JAKARTA - Tim Pencari Fakta (TPF) meyakini Wakil Menteri Hukum dan HAM, Denny Indrayana melakukan tindakan kekerasan terhadap sipir Lapas Kelas II Pekanbaru, Riau. Hal itu terungkap berdasarkan hasil rekonstruksi yang dilakukan pada Jumat, kemarin.
"Kita yakin Deny melakukan tindakan itu, sementara ya. Karena jelas sekali kalau melihat di rekonstruksi adegan pertama dan kedua, dia yang melakukan penamparan," kata Ketua TPF, Ridha Saleh kepada okezone, Sabtu (7/4/2012).
Dia menjelaskan, rekonstruksi memperagakan empat adegan. Adegan pertama, pada saat rombongan Denny menggedor pintu masuk. Adegan kedua, pada saat rombongan masuk ruangan pertama terjadi kekerasan.
Adegan selajutnya, Deny meminta kunci ruang tahanan kepada sipir. Adegan keempat, Deny menyuruh sipir mengambil kunci.

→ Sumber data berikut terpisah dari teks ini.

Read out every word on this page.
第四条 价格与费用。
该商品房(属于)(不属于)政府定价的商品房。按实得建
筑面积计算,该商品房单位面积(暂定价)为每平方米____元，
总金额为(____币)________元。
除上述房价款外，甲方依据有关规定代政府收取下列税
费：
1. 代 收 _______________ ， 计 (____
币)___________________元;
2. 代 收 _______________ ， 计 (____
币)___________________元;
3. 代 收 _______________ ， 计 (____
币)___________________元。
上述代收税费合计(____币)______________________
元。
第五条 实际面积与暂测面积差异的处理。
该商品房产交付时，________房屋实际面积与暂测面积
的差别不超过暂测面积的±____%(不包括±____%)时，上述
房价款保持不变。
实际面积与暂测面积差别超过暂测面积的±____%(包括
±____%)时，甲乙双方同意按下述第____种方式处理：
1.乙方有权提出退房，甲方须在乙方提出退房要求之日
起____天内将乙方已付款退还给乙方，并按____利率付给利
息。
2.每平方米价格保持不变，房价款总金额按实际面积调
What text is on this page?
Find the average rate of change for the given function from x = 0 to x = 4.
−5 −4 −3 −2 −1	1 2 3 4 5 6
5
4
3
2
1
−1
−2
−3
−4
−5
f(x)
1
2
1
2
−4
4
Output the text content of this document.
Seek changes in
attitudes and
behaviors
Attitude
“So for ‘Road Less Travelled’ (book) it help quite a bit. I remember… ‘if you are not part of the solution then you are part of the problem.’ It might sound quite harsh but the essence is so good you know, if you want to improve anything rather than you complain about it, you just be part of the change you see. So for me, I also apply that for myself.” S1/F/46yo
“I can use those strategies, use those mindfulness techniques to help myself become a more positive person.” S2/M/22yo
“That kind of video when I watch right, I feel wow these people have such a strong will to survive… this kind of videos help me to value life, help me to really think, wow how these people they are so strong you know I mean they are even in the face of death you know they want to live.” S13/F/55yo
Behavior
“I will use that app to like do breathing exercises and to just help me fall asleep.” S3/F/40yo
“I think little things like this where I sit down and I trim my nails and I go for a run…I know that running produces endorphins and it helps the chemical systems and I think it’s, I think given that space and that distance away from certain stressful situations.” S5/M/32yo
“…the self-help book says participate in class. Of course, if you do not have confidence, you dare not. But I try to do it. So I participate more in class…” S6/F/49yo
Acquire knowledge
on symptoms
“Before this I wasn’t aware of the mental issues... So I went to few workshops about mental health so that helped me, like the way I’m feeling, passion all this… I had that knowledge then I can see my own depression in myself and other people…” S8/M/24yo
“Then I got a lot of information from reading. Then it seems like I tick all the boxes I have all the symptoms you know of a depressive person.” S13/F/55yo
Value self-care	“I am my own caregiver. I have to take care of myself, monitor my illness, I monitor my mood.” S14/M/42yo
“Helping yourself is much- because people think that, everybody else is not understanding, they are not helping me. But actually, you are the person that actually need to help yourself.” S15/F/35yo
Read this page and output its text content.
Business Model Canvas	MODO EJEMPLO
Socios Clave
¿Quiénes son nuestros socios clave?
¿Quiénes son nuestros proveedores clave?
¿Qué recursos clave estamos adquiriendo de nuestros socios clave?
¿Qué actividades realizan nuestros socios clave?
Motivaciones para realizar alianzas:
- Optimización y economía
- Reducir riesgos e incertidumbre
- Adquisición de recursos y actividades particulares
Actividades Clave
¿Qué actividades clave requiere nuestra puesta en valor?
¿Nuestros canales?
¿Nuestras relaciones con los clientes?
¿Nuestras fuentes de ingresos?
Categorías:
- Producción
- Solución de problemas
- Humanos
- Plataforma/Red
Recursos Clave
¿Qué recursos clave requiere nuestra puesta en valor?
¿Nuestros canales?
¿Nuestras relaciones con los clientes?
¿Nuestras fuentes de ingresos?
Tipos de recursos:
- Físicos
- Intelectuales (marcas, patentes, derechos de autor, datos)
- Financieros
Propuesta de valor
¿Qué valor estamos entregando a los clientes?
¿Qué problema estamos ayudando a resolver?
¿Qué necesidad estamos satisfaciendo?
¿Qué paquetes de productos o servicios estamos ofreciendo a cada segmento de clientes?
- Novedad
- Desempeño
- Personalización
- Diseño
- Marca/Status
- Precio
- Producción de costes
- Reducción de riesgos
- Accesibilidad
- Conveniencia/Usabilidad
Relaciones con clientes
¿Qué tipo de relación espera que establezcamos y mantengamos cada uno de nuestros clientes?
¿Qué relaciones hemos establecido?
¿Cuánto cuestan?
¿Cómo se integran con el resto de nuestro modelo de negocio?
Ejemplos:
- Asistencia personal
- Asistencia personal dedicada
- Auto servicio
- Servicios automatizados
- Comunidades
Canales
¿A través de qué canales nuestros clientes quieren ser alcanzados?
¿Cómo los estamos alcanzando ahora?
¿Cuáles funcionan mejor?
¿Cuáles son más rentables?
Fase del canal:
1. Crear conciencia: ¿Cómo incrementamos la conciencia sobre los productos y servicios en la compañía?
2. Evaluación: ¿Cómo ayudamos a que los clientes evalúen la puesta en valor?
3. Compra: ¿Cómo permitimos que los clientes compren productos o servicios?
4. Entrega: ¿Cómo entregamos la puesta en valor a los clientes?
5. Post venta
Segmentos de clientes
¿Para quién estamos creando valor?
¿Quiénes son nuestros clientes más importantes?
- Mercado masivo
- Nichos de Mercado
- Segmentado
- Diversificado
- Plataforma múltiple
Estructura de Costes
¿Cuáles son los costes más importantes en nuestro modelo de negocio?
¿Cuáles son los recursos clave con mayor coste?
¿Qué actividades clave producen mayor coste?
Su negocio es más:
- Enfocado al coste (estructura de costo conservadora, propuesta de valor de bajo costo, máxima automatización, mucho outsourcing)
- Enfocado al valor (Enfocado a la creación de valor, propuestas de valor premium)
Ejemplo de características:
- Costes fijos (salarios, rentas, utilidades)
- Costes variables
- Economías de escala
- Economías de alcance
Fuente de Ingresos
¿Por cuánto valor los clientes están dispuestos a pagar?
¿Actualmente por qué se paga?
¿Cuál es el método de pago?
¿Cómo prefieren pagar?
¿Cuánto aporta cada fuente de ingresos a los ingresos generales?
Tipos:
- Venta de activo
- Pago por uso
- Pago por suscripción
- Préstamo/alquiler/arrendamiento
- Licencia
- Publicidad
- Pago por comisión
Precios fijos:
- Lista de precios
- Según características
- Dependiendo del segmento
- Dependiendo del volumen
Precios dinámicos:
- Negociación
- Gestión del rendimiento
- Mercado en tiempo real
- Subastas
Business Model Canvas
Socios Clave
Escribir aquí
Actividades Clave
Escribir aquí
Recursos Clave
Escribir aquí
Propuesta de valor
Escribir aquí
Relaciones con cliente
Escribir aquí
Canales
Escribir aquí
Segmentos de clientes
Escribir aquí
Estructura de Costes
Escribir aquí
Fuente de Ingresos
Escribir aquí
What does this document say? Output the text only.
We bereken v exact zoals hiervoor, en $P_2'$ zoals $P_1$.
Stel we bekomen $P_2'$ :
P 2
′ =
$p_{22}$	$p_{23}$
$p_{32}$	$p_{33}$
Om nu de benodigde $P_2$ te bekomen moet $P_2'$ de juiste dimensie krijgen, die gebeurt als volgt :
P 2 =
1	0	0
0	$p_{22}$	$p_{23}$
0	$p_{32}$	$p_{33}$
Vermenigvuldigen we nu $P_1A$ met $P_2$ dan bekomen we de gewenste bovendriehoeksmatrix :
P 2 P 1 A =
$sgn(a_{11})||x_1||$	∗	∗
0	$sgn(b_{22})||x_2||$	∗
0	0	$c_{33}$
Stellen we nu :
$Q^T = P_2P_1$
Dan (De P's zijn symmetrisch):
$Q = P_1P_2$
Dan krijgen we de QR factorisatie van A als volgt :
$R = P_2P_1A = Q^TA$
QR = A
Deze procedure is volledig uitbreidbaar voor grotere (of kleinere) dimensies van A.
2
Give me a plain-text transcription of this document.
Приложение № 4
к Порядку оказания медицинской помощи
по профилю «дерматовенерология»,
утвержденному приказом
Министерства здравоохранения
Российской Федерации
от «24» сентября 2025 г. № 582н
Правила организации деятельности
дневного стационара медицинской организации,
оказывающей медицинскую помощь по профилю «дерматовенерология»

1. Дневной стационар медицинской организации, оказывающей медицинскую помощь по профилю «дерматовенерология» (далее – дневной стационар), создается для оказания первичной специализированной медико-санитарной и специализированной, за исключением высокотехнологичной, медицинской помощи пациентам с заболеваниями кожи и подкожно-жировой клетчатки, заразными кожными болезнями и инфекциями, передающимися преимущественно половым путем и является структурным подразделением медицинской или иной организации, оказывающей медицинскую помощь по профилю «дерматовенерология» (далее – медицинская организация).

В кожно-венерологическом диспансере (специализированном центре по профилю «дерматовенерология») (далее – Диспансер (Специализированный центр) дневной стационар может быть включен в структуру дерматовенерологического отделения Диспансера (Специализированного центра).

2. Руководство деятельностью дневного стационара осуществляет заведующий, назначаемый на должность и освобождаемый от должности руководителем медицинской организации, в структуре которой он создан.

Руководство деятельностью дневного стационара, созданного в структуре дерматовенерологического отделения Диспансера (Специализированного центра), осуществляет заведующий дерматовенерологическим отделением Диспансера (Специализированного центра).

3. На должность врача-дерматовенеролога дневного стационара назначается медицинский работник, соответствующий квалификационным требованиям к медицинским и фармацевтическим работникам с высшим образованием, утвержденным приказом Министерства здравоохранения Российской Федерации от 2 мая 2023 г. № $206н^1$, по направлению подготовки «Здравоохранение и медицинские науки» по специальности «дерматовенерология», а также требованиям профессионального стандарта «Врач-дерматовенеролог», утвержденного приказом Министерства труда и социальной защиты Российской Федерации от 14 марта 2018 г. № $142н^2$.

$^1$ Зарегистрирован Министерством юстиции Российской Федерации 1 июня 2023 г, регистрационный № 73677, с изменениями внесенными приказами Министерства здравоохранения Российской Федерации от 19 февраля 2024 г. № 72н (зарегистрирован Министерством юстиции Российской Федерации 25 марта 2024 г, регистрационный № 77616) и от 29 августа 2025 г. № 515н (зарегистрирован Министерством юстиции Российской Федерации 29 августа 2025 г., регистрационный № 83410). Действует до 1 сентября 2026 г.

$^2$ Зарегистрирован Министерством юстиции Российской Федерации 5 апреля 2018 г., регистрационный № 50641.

Deny menampar pipi kiri sipir sebanyak satu kali diketahui pada saat adegan pertama. Kemudian, kekerasan dilanjutkan oleh seorang yang diduga ajudan Denny. Pria tersebut diduga ajudan Denny karena tidak menggunakan seragam BNN, tidak membawa senjata, dan tidak menutup wajah.
"Kalau menurut pengakuan, dia (ajudan) berpakaian safari menendang kemudian masuk ke ruangan menendang lagi kemudian menyikut. Jadi orang sudah agak terbaring kemudian disikut lagi," ungkap Ridha yang juga Wakil Ketua Komnas HAM ini.